How often does a night at the theatre begin with an actual full-on karaoke session? Maybe yours does all the time, but certainly not mine (and more’s the pity). Yet that’s the set-up at Heart Wall – enter the auditorium at the Bush Theatre, scan the QR codes covering the walls, and sign up to sing.
As pre-shows go, ticketholders belting while the crowd claps and the barman and girl sitting at the on stage bar laugh is a delightfully high concept way to kick things off. But that makes sense. Heart Wall, written by Kit Withington and directed by Katie Greenall, is full of equally big ideas. Not all of them are fully realised in the show’s one act, yet this is a lively, emotive piece of work, providing one of the most fun nights at the theatre I’ve had in a long time. (No, I didn’t sing).
The girl at the bar is 23-year-old Franky (Rowan Robinson), who’s returned home, to an undisclosed town in the north of England, to surprise her parents. Father Dez (Deka Walmsley) hugs Franky with bewilderment-tinged delight. After all, it’s been over a year since his daughter has come home.

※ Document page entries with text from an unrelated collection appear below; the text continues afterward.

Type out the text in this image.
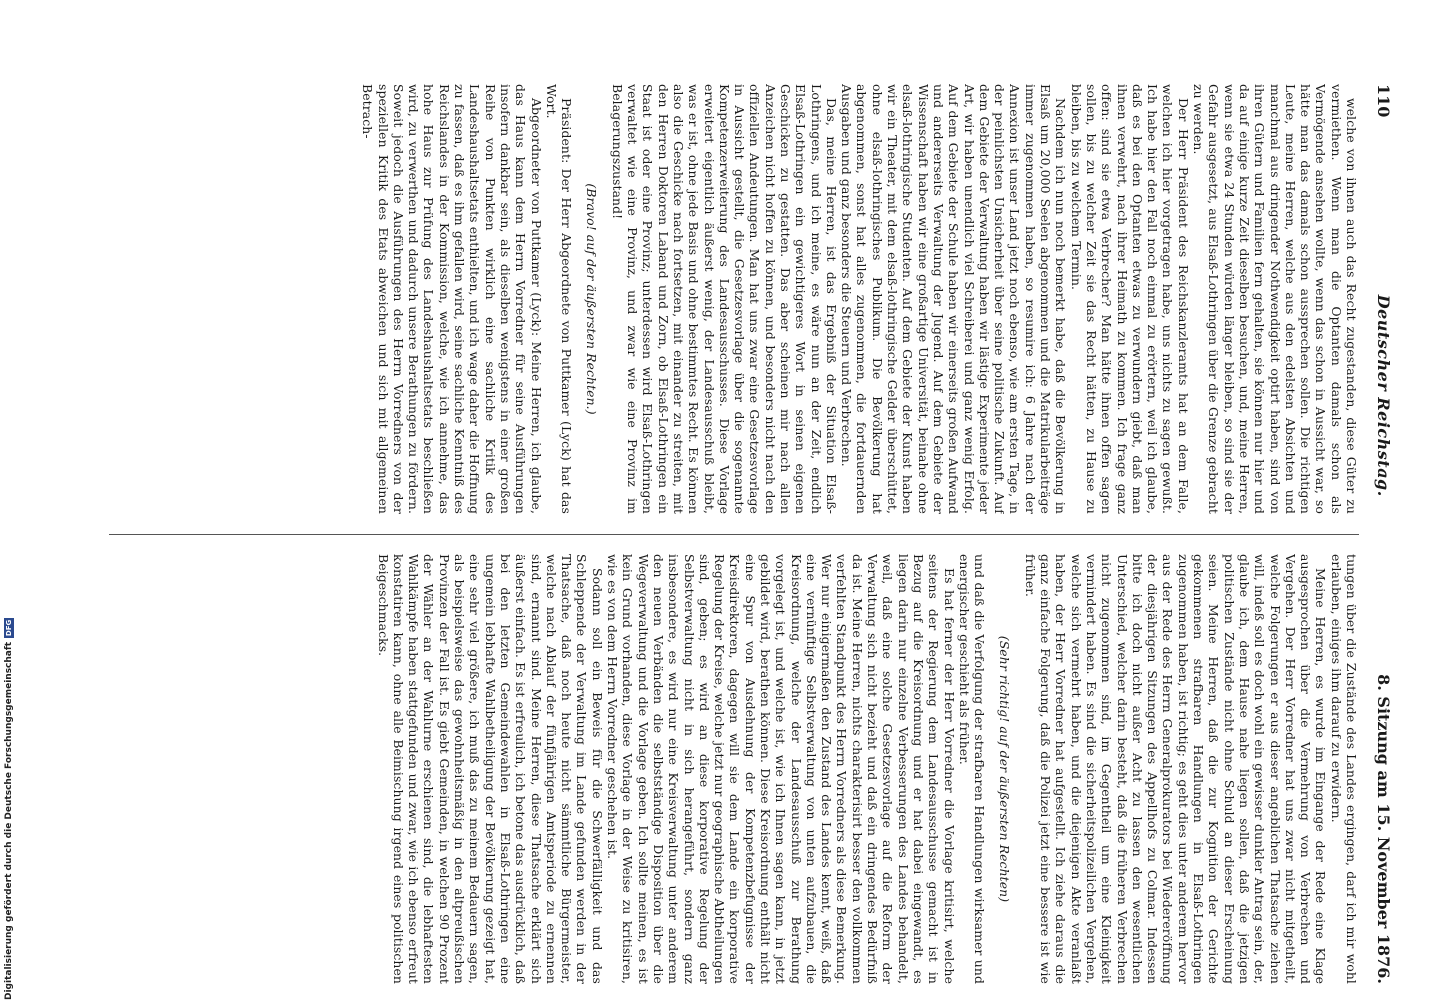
Digitalisierung gefördert durch die Deutsche Forschungsgemeinschaft
DFG
110
Deutscher Reichstag.
8. Sitzung am 15. November 1876.

welche von ihnen auch das Recht zugestanden, diese Güter zu vermiethen. Wenn man die Optanten damals schon als Vermögende ansehen wollte, wenn das schon in Aussicht war, so hätte man das damals schon aussprechen sollen. Die richtigen Leute, meine Herren, welche aus den edelsten Absichten und manchmal aus dringender Nothwendigkeit optirt haben, sind von ihren Gütern und Familien fern gehalten, sie können nur hier und da auf einige kurze Zeit dieselben besuchen, und, meine Herren, wenn sie etwa 24 Stunden würden länger bleiben, so sind sie der Gefahr ausgesetzt, aus Elsaß-Lothringen über die Grenze gebracht zu werden.

Der Herr Präsident des Reichskanzleramts hat an dem Falle, welchen ich hier vorgetragen habe, uns nichts zu sagen gewußt. Ich habe hier den Fall noch einmal zu erörtern, weil ich glaube, daß es bei den Optanten etwas zu verwundern giebt, daß man ihnen verwehrt, nach ihrer Heimath zu kommen. Ich frage ganz offen: sind sie etwa Verbrecher? Man hätte ihnen offen sagen sollen, bis zu welcher Zeit sie das Recht hätten, zu Hause zu bleiben, bis zu welchem Termin.

Nachdem ich nun noch bemerkt habe, daß die Bevölkerung in Elsaß um 20,000 Seelen abgenommen und die Matrikularbeiträge immer zugenommen haben, so resumire ich: 6 Jahre nach der Annexion ist unser Land jetzt noch ebenso, wie am ersten Tage, in der peinlichsten Unsicherheit über seine politische Zukunft. Auf dem Gebiete der Verwaltung haben wir lästige Experimente jeder Art, wir haben unendlich viel Schreiberei und ganz wenig Erfolg. Auf dem Gebiete der Schule haben wir einerseits großen Aufwand und andererseits Verwaltung der Jugend. Auf dem Gebiete der Wissenschaft haben wir eine großartige Universität, beinahe ohne elsaß-lothringische Studenten. Auf dem Gebiete der Kunst haben wir ein Theater, mit dem elsaß-lothringische Gelder überschüttet, ohne elsaß-lothringisches Publikum. Die Bevölkerung hat abgenommen, sonst hat alles zugenommen, die fortdauernden Ausgaben und ganz besonders die Steuern und Verbrechen.

Das, meine Herren, ist das Ergebniß der Situation Elsaß-Lothringens, und ich meine, es wäre nun an der Zeit, endlich Elsaß-Lothringen ein gewichtigeres Wort in seinen eigenen Geschicken zu gestatten. Das aber scheinen mir nach allen Anzeichen nicht hoffen zu können, und besonders nicht nach den offiziellen Andeutungen. Man hat uns zwar eine Gesetzesvorlage in Aussicht gestellt, die Gesetzesvorlage über die sogenannte Kompetenzerweiterung des Landesausschusses. Diese Vorlage erweitert eigentlich äußerst wenig, der Landesausschuß bleibt, was er ist, ohne jede Basis und ohne bestimmtes Recht. Es können also die Geschicke nach fortsetzen, mit einander zu streiten, mit den Herren Doktoren Laband und Zorn, ob Elsaß-Lothringen ein Staat ist oder eine Provinz; unterdessen wird Elsaß-Lothringen verwaltet wie eine Provinz, und zwar wie eine Provinz im Belagerungszustand!

(Bravo! auf der äußersten Rechten.)

Präsident: Der Herr Abgeordnete von Puttkamer (Lyck) hat das Wort.

Abgeordneter von Puttkamer (Lyck): Meine Herren, ich glaube, das Haus kann dem Herrn Vorredner für seine Ausführungen insofern dankbar sein, als dieselben wenigstens in einer großen Reihe von Punkten wirklich eine sachliche Kritik des Landeshaushaltsetats enthielten, und ich wage daher die Hoffnung zu fassen, daß es ihm gefallen wird, seine sachliche Kenntniß des Reichslandes in der Kommission, welche, wie ich annehme, das hohe Haus zur Prüfung des Landeshaushaltsetats beschließen wird, zu verwerthen und dadurch unsere Berathungen zu fördern. Soweit jedoch die Ausführungen des Herrn Vorredners von der speziellen Kritik des Etats abweichen und sich mit allgemeinen Betrach-

tungen über die Zustände des Landes ergingen, darf ich mir wohl erlauben, einiges ihm darauf zu erwidern.

Meine Herren, es wurde im Eingange der Rede eine Klage ausgesprochen über die Vermehrung von Verbrechen und Vergehen. Der Herr Vorredner hat uns zwar nicht mitgetheilt, welche Folgerungen er aus dieser angeblichen Thatsache ziehen will, indeß soll es doch wohl ein gewisser dunkler Antrag sein, der, glaube ich, dem Hause nahe liegen sollen, daß die jetzigen politischen Zustände nicht ohne Schuld an dieser Erscheinung seien. Meine Herren, daß die zur Kognition der Gerichte gekommenen strafbaren Handlungen in Elsaß-Lothringen zugenommen haben, ist richtig; es geht dies unter anderem hervor aus der Rede des Herrn Generalprokurators bei Wiedereröffnung der diesjährigen Sitzungen des Appellhofs zu Colmar. Indessen bitte ich doch nicht außer Acht zu lassen den wesentlichen Unterschied, welcher darin besteht, daß die früheren Verbrechen nicht zugenommen sind, im Gegentheil um eine Kleinigkeit vermindert haben. Es sind die sicherheitspolizeilichen Vergehen, welche sich vermehrt haben, und die diejenigen Akte veranlaßt haben, der Herr Vorredner hat aufgestellt. Ich ziehe daraus die ganz einfache Folgerung, daß die Polizei jetzt eine bessere ist wie früher.

(Sehr richtig! auf der äußersten Rechten)

und daß die Verfolgung der strafbaren Handlungen wirksamer und energischer geschieht als früher.

Es hat ferner der Herr Vorredner die Vorlage kritisirt, welche seitens der Regierung dem Landesausschusse gemacht ist in Bezug auf die Kreisordnung und er hat dabei eingewandt, es liegen darin nur einzelne Verbesserungen des Landes behandelt, weil, daß eine solche Gesetzesvorlage auf die Reform der Verwaltung sich nicht bezieht und daß ein dringendes Bedürfniß da ist. Meine Herren, nichts charakterisirt besser den vollkommen verfehlten Standpunkt des Herrn Vorredners als diese Bemerkung. Wer nur einigermaßen den Zustand des Landes kennt, weiß, daß eine vernünftige Selbstverwaltung von unten aufzubauen, die Kreisordnung, welche der Landesausschuß zur Berathung vorgelegt ist, und welche ist, wie ich Ihnen sagen kann, in jetzt gebildet wird, berathen können. Diese Kreisordnung enthält nicht eine Spur von Ausdehnung der Kompetenzbefugnisse der Kreisdirektoren, dagegen will sie dem Lande ein korporative Regelung der Kreise, welche jetzt nur geographische Abtheilungen sind, geben; es wird an diese korporative Regelung der Selbstverwaltung nicht in sich herangeführt, sondern ganz insbesondere, es wird nur eine Kreisverwaltung unter anderem den neuen Verbänden die selbstständige Disposition über die Wegeverwaltung und die Vorlage geben. Ich sollte meinen, es ist kein Grund vorhanden, diese Vorlage in der Weise zu kritisiren, wie es von dem Herrn Vorredner geschehen ist.

Sodann soll ein Beweis für die Schwerfälligkeit und das Schleppende der Verwaltung im Lande gefunden werden in der Thatsache, daß noch heute nicht sämmtliche Bürgermeister, welche nach Ablauf der fünfjährigen Amtsperiode zu ernennen sind, ernannt sind. Meine Herren, diese Thatsache erklärt sich äußerst einfach. Es ist erfreulich, ich betone das ausdrücklich, daß bei den letzten Gemeindewahlen in Elsaß-Lothringen eine ungemein lebhafte Wahlbetheiligung der Bevölkerung gezeigt hat, eine sehr viel größere, ich muß das zu meinem Bedauern sagen, als beispielsweise das gewohnheitsmäßig in den altpreußischen Provinzen der Fall ist. Es giebt Gemeinden, in welchen 90 Prozent der Wähler an der Wahlurne erschienen sind, die lebhaftesten Wahlkämpfe haben stattgefunden und zwar, wie ich ebenso erfreut konstatiren kann, ohne alle Beimischung irgend eines politischen Beigeschmacks.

The father-daughter chemistry between Franky and Dez is instantaneous, even if his London-swelling daughter might look down her nose at her hometown. Franky’s told that this, life at home, is ‘enough’, but she clearly doesn’t believe it. Robinson has a masterful handle of this kind of snobbery, preventing the character from ever becoming fully unpleasant even when she acts out or makes snide remarks.
For Franky, returning is a reminder that nothing has changed. The local boozer, with its mismatched stools, scampi fries and Irish paraphernalia courtesy of its once great landlady, is now run by childhood friend Valentine (Aaron Anthony), but that’s about it. Yet Franky is oblivious to the obvious unease between her parents, and the past trauma they’re refusing to mention. She doesn’t want to hear that Dez is wandering the streets at night banging on doors. And she definitely doesn’t want to hear that mum Linda (Sophie Stanton) is dressing up to go down the pub with men who aren’t her father.
Each character arrives brimming with their own pain, yet it is the tragedy of Dez and Linda that elicits a real aching of the chest. An alum of the Bush Writers’ Group, Withington saves her sharpest dialogue for the supporting female characters. Stanton, with her emotive eyes and slumped body language, captures the despair of a marriage collapsing as she laments her simple, yet unmet needs. ‘I’ve dreamed of another person sat next to me and just asking me what I think about something,’ Linda tells Dez, the lump audible in Stanton’s throat.
Sitting in sharp contrast is Franky’s childhood friend Charlene. Played by a scene-stealing Olivia Forrest, the puffer jacket-clad Charlene is the comic relief of the piece. She rolls her eyes at Franky’s highfalutin ways and the entire concept of London, where people works from home so they could live anywhere (fair point), lie about the weather (maybe?) and go out to ‘dance to techno in a cardigan’ (can confirm). ‘Is it shit living somewhere else?’ she teases Franky, turning our lead’s disdain for those who have never left their hometown on its head.
It’s a cliché to describe a fictional setting as a character in its own right, but the domineering effect of the pub on Heart Wall cannot be ignored. Hazel Low’s eye-catching design – certainly the most inventive use of the Bush’s main space that I’ve seen in years – is all in the details. You can feel the history spilled and squished into the red carpet. When Dez grumbles about a hole in the roof, water leaks from the Bush’s ceiling: drip, drip, drip. One by one, the panels of the wooden floor are disassembled for the water to fall through. A metaphor, if ever there was one.
Withington’s script is stuffed with fresh, lively dialogue. Where Heart Wall struggles is in the pacing. Secrets are revealed a scene too late in the story with little room for their implications to be felt, while a number of the narrative lines fizzle out somewhat unsatisfactorily.
Yet Withington wins the audience back around with the show’s heartfelt final scene, when father and daughter come together, sitting on the glowing edge of the reservoir and opening their souls. It’s a distraction from the untied ends elsewhere in the play, yet this knowledge doesn’t make it less emotional. Heart Wall isn’t a perfect show, but it is an entertaining one that left me profoundly moved.